Grüne und SPD machen sich für eine einheitliche Bürgerversicherung stark. Gibt es überhaupt einen praktikablen Weg, dies zu erreichen?
Ich halte es für sehr unwahrscheinlich, dass alle heutigen Privatversicherten in ein einheitliches System gezwungen werden könnten. Das ist verfassungsrechtlich, aber auch in der Umsetzung schwierig. Eine andere Alternative wäre, der PKV lediglich die Neuaufnahme von Versicherten zu untersagen. Dann würde man quasi über 100 Jahre die Bürgerversicherung aufbauen. Die SPD will die Neuaufnahme verbieten und den Privatversicherten den Wechsel in die GKV ermöglichen. Das ist praktisch zwar nicht einfach, aber technisch wohl lösbar. Es kommt aber auf viele Details an, zum Beispiel: Was passiert mit den Altersrückstellungen der Privaten?
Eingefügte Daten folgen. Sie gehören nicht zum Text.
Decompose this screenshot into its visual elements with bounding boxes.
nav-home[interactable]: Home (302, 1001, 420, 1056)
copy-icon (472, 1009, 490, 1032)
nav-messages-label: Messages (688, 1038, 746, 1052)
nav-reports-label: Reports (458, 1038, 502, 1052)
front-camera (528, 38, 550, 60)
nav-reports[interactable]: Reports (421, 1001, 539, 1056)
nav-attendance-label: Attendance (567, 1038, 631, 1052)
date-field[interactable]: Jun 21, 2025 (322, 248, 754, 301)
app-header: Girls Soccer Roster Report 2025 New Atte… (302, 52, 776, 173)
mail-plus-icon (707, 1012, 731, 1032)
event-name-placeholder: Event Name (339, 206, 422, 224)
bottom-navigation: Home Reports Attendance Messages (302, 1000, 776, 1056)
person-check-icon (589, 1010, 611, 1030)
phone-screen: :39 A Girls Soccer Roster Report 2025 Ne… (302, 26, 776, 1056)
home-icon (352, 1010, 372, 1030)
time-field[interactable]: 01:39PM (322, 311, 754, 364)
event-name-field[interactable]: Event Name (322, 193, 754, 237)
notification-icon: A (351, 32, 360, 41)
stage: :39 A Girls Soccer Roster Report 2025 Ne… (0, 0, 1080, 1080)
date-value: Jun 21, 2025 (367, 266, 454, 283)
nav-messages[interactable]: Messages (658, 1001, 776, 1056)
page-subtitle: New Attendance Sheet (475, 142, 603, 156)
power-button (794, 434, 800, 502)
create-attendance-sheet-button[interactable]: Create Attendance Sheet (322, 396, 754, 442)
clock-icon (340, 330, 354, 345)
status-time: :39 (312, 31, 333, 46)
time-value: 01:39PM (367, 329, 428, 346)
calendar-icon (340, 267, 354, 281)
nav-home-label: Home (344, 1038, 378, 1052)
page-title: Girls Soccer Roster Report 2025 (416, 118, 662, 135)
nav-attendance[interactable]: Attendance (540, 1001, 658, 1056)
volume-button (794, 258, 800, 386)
Führt das Nebeneinander von GKV und PKV eigentlich zu einer Zweiklassenmedizin?
Das lässt sich nicht mit Ja oder Nein beantworten. Einerseits kriegen Privatversicherte tendenziell schneller einen Termin beim Arzt. Sie bekommen häufiger teure Medikamente. Ob sie eine bessere Versorgung erhalten, ist zweifelhaft. Sie werden nämlich schneller operiert und damit möglicherweise zu früh und zu oft. Sie erhalten auch eher innovative Arzneien, mit denen man noch nicht so viel Erfahrungen gesammelt hat. Die Bilanz fällt im Blick auf die Versorgung also zwiespältig aus.